PERIZIA PSICHIATRICA E SCONTO DI PENA PER IL MANIACO DEL MESCHIO

I fatti lungo la pista ciclabile che costeggia il fiume a Vittorio Veneto


VITTORIO VENETO – (gp) Sarà una perizia psichiatrica a stabilire se il “maniaco del Meschio” sia capace di intendere e di volere, ora come al momento dei fatti contestati. Questa la decisione, su richiesta dell'avvocato Enrico Villanova, del gup Gioacchino Termini nell'udienza preliminare per violenza sessuale e tentata rapina a carico di un ragazzo marocchino 20enne di Miane.

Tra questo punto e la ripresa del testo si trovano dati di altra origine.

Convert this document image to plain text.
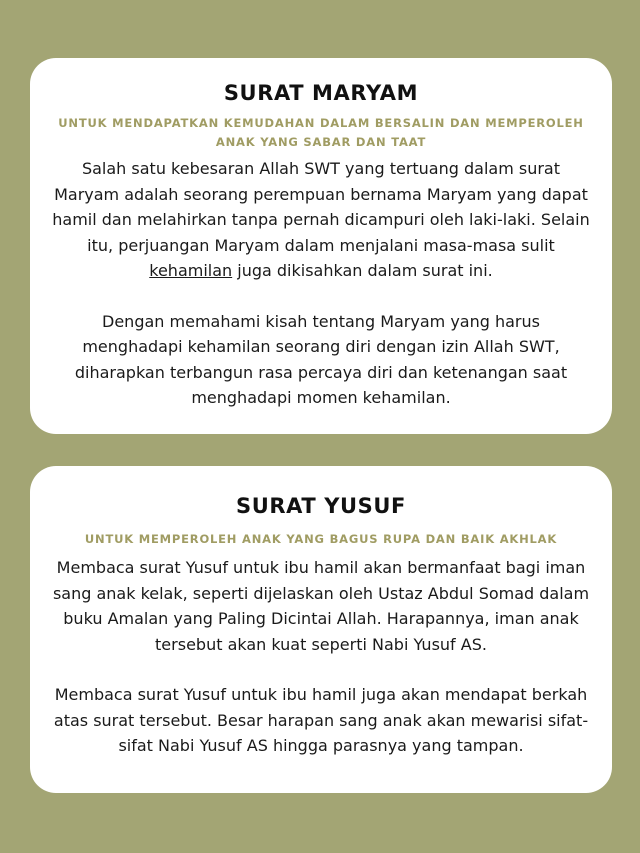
SURAT MARYAM

UNTUK MENDAPATKAN KEMUDAHAN DALAM BERSALIN DAN MEMPEROLEH ANAK YANG SABAR DAN TAAT

Salah satu kebesaran Allah SWT yang tertuang dalam surat Maryam adalah seorang perempuan bernama Maryam yang dapat hamil dan melahirkan tanpa pernah dicampuri oleh laki-laki. Selain itu, perjuangan Maryam dalam menjalani masa-masa sulit kehamilan juga dikisahkan dalam surat ini.

Dengan memahami kisah tentang Maryam yang harus menghadapi kehamilan seorang diri dengan izin Allah SWT, diharapkan terbangun rasa percaya diri dan ketenangan saat menghadapi momen kehamilan.

SURAT YUSUF

UNTUK MEMPEROLEH ANAK YANG BAGUS RUPA DAN BAIK AKHLAK

Membaca surat Yusuf untuk ibu hamil akan bermanfaat bagi iman sang anak kelak, seperti dijelaskan oleh Ustaz Abdul Somad dalam buku Amalan yang Paling Dicintai Allah. Harapannya, iman anak tersebut akan kuat seperti Nabi Yusuf AS.

Membaca surat Yusuf untuk ibu hamil juga akan mendapat berkah atas surat tersebut. Besar harapan sang anak akan mewarisi sifat-sifat Nabi Yusuf AS hingga parasnya yang tampan.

I risultati della perizia verranno depositati a metà marzo, quando il giovane verrà giudicato con rito abbreviato. Stando alle accuse il 20enne, che finì agli arresti domiciliari lo scorso 27 settembre al termine delle indagini svolte dai carabinieri, il 26 aprile avrebbe tentato un approccio sessuale con una studentessa 22enne di origini tedesche lungo la pista ciclabile che costeggia il fiume Meschio a Vittorio Veneto. L'imputato avrebbe afferrato la vittima per i polsi, l'avrebbe spinta contro un muro e avrebbe iniziato a farle proposte oscene allungando le mani. La studentessa, capendo quello che le stava succedendo, decise di fingere di assecondare il suo aggressore, dicendogli di spostarsi da un’altra parte lontani da occhi indiscreti. Il giovane avrebbe accettato la proposta lasciando la presa. Fu in quel momento che la ragazza estrasse dalla sua borsa una bomboletta di spray urticante riuscendo a scappare verso la vicina via De Nadai. I carabinieri, subito interessati del caso, riuscirono poi a identificare il 20enne: a incastrarlo, oltre alla descrizione fornita dalla vittima, un referto medico dell'ospedale di Vittorio Veneto dove il ragazzo si era presentato per curare l'irritazione agli occhi.